There are vibrant organic fruit and vege shops and natural therapy shops with funky, clever names as well as 3 different chinese medicine places. Sadly, the specialist folk and country music shop called Rhythm and Views closed its doors a few years ago.

Then there’s the restaurants…I would have to say that Pizza Meine Liebe is one of the best pizza joints I’ve ever been to. Their Half and Full Nelsons are these amazing meatball pizzas with caramelised onion and peas with buffalo mozzeralla cheese. If they’re booked out, the friendly bar next door will let you sit in there and buy a drink and order from PML. If you can’t get into PML, there are foods of all nationalities nearby, but my favourite is the quirky bar called Open Studio that is run by some young French women.

All they serve in the way of food are crepes, but they’re the best in Melbourne and so hearty, and only $8. They’re buckwheat, so they’re better for you. In the summer, they serve sangria and in the winter, mulled wine.

They have live music on every week and are an ideal platform to host new musicians, who bring along their friends for support. They have encouraged people to donate books and they have several hundred now and you can borrow from there – as you’d expect, it’s an eclectic collection, from eastern philosophy to trash. I’ve run into my artist friends there, as well as Mickelangelo from the Black Sea Gentlemen.

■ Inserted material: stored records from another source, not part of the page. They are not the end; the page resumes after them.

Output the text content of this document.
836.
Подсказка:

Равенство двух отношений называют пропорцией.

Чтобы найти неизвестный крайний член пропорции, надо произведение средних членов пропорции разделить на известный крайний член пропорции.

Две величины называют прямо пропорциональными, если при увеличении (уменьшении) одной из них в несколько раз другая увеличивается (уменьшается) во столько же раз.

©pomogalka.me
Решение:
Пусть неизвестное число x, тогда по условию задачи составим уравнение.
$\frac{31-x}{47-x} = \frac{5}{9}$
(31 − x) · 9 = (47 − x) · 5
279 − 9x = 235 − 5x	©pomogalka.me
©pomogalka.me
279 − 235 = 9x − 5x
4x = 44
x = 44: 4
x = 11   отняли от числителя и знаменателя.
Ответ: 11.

Further down the hill is the Westgarth shopping centre. Once again there is a fantastic cafe, Alphabet City, which has been there for about 30 years serving up wonderful food, and displaying artworks of the local artists. There’s the Westgarth cinema that was the Valhalla for a while, now a member of the Palace chain, and some interesting clothes shops and great bars, such as Kelvin. There’s an eclectic junk shop run by a very eccentric woman – my husband collects old melways and he found one in there dating back from 1971, while I found some beautiful rings with semiprecious stones for about $10 each.

So that’s Northcote. Exciting, interesting, vibrant, warm – if you know where to go.